No Rights, Many Wrongs
The reason it sometimes feels as if there should be player rights is that some decisions developers make frustrate players and seem thoroughly unnecessary – not allowing cut scenes to be skipped being a classic example (included in both Ernest’s and Peterb’s bills of rights), or using inadequately specified puzzles (as Graham Nelson’s bill of rights argues against).
However, at best we can say that it is bad business sense not to appreciate the needs of players in this regard, and (on the other side of this coin) players ought to be aware that software development is expensive and time-consuming and even small features place significant burdens on developers if they are required to implement them. In this regard, ‘player rights’ as lists of bugbears are not something that can be justified as anything other than advice for best practices. (Of course, this doesn’t mean developers shouldn’t pay attention to such issues, only that they cannot be compelled to adhere to them!)
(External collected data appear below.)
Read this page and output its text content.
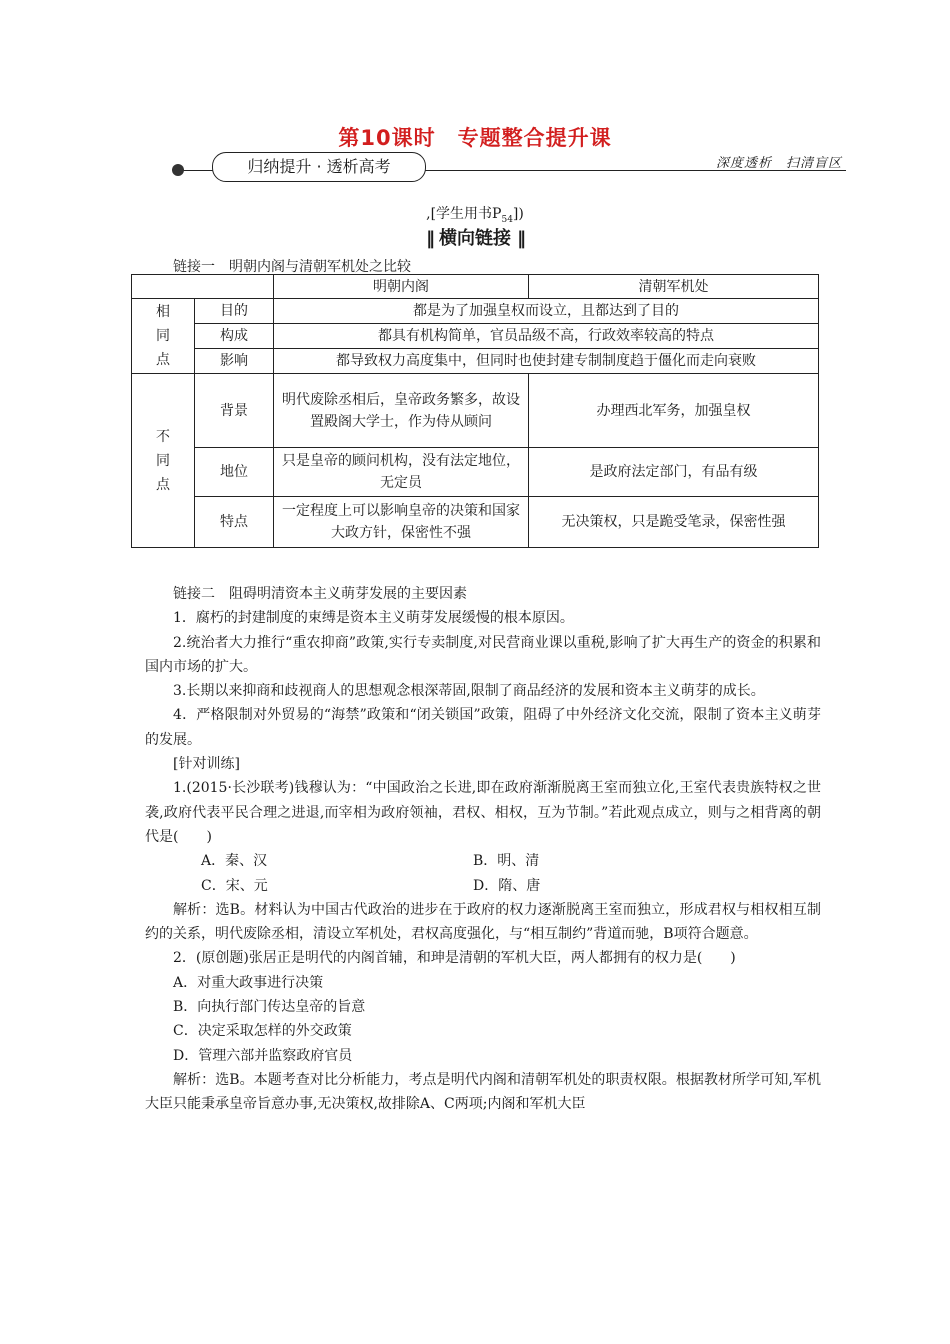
第10课时 专题整合提升课
归纳提升 · 透析高考	深度透析　扫清盲区
,[学生用书$P_{54}$])
‖ 横向链接 ‖
链接一　明朝内阁与清朝军机处之比较
		明朝内阁	清朝军机处

相同点	目的	都是为了加强皇权而设立，且都达到了目的	
	构成	都具有机构简单，官员品级不高，行政效率较高的特点	
	影响	都导致权力高度集中，但同时也使封建专制制度趋于僵化而走向衰败	

不同点	背景	明代废除丞相后，皇帝政务繁多，故设置殿阁大学士，作为侍从顾问	办理西北军务，加强皇权
	地位	只是皇帝的顾问机构，没有法定地位，无定员	是政府法定部门，有品有级
	特点	一定程度上可以影响皇帝的决策和国家大政方针，保密性不强	无决策权，只是跪受笔录，保密性强

链接二　阻碍明清资本主义萌芽发展的主要因素

1．腐朽的封建制度的束缚是资本主义萌芽发展缓慢的根本原因。

2.统治者大力推行“重农抑商”政策,实行专卖制度,对民营商业课以重税,影响了扩大再生产的资金的积累和国内市场的扩大。

3.长期以来抑商和歧视商人的思想观念根深蒂固,限制了商品经济的发展和资本主义萌芽的成长。

4．严格限制对外贸易的“海禁”政策和“闭关锁国”政策，阻碍了中外经济文化交流，限制了资本主义萌芽的发展。

[针对训练]

1.(2015·长沙联考)钱穆认为：“中国政治之长进,即在政府渐渐脱离王室而独立化,王室代表贵族特权之世袭,政府代表平民合理之进退,而宰相为政府领袖，君权、相权，互为节制。”若此观点成立，则与之相背离的朝代是(　　)

A．秦、汉	B．明、清
C．宋、元	D．隋、唐

解析：选B。材料认为中国古代政治的进步在于政府的权力逐渐脱离王室而独立，形成君权与相权相互制约的关系，明代废除丞相，清设立军机处，君权高度强化，与“相互制约”背道而驰，B项符合题意。

2．(原创题)张居正是明代的内阁首辅，和珅是清朝的军机大臣，两人都拥有的权力是(　　)

A．对重大政事进行决策

B．向执行部门传达皇帝的旨意

C．决定采取怎样的外交政策

D．管理六部并监察政府官员

解析：选B。本题考查对比分析能力，考点是明代内阁和清朝军机处的职责权限。根据教材所学可知,军机大臣只能秉承皇帝旨意办事,无决策权,故排除A、C两项;内阁和军机大臣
In other cases (such as with Brad Wardell’s bill of rights), certain specific demands concern the commercial relationship between a player and a supplier that do not actually relate to games at all. For instance, it might indeed be a breach of rightful condition to secretly install hidden software drivers in so much as the individual’s ends regarding being in control of their own computer are being thwarted. But this has nothing to do with playing games.
Issues like this do, however, suggest there might be software rights that could be pursued, depending in part upon the rather important question of whether users are effectively forced to use certain instances of software. Again, this idea lies beyond the scope of this enquiry.
Conclusion
On purely philosophical grounds, I can draw several conclusions:
- Games are not clearly coercive, and as such are not a suitable venue for protective rights.
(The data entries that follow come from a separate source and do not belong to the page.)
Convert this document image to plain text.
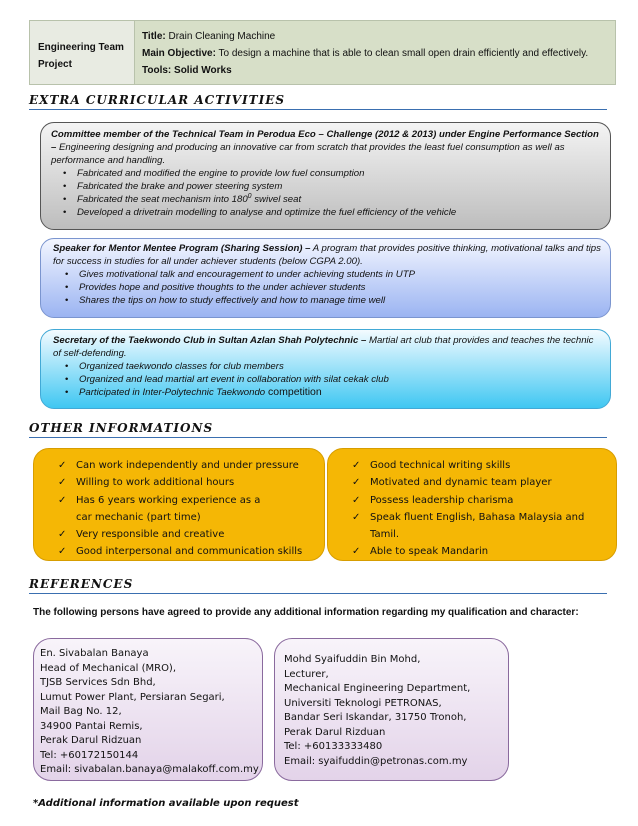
Engineering Team Project
Title: Drain Cleaning Machine
Main Objective: To design a machine that is able to clean small open drain efficiently and effectively.
Tools: Solid Works
EXTRA CURRICULAR ACTIVITIES
Committee member of the Technical Team in Perodua Eco – Challenge (2012 & 2013) under Engine Performance Section – Engineering designing and producing an innovative car from scratch that provides the least fuel consumption as well as performance and handling.
• Fabricated and modified the engine to provide low fuel consumption
• Fabricated the brake and power steering system
• Fabricated the seat mechanism into $180^0$ swivel seat
• Developed a drivetrain modelling to analyse and optimize the fuel efficiency of the vehicle
Speaker for Mentor Mentee Program (Sharing Session) – A program that provides positive thinking, motivational talks and tips for success in studies for all under achiever students (below CGPA 2.00).
• Gives motivational talk and encouragement to under achieving students in UTP
• Provides hope and positive thoughts to the under achiever students
• Shares the tips on how to study effectively and how to manage time well
Secretary of the Taekwondo Club in Sultan Azlan Shah Polytechnic – Martial art club that provides and teaches the technic of self-defending.
• Organized taekwondo classes for club members
• Organized and lead martial art event in collaboration with silat cekak club
• Participated in Inter-Polytechnic Taekwondo competition
OTHER INFORMATIONS
✓ Can work independently and under pressure
✓ Willing to work additional hours
✓ Has 6 years working experience as a car mechanic (part time)
✓ Very responsible and creative
✓ Good interpersonal and communication skills
✓ Good technical writing skills
✓ Motivated and dynamic team player
✓ Possess leadership charisma
✓ Speak fluent English, Bahasa Malaysia and Tamil.
✓ Able to speak Mandarin
REFERENCES
The following persons have agreed to provide any additional information regarding my qualification and character:
En. Sivabalan Banaya
Head of Mechanical (MRO),
TJSB Services Sdn Bhd,
Lumut Power Plant, Persiaran Segari,
Mail Bag No. 12,
34900 Pantai Remis,
Perak Darul Ridzuan
Tel: +60172150144
Email: sivabalan.banaya@malakoff.com.my
Mohd Syaifuddin Bin Mohd,
Lecturer,
Mechanical Engineering Department,
Universiti Teknologi PETRONAS,
Bandar Seri Iskandar, 31750 Tronoh,
Perak Darul Rizduan
Tel: +60133333480
Email: syaifuddin@petronas.com.my
*Additional information available upon request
- Software (including game software) can potentially be coercive and might qualify as breaching rightful condition.
- There is a moral distinction between games that do not cause players to set specific quasi-ends (some of which share kinship with other kinds of artworks) and those that do.
These latter games, where they are especially compulsive, might justifiably be subjected to legal limitations in so much as civil societies restrict narcotics and gambling for similar (moral) reasons – and it could be argued (although I will not do so here) that such things do breach rightful conditions, although this claim is certainly a matter of debate.
Along similar lines, game developers who prey upon players through manipulative microtransactions cannot necessarily be prevented from doing so as a question of rightful conditions – but this does not preclude them from being judged immoral, and as such communities might decide to institute laws to restrict access to such games by (say) age, or some other appropriate criterion.
Such laws would not necessarily be consistent with Kant’s concept of rightful conditions, except where in so doing they clearly protected external freedom. This might be justifiable when dealing with children, who we tend to treat as being more susceptible to external influences, but if we think an adult is sufficiently autonomous to get drunk, we should equally think them capable of being in control of their games. It is not that players have rights so much as it is that players have responsibilities – and not least of all, to themselves.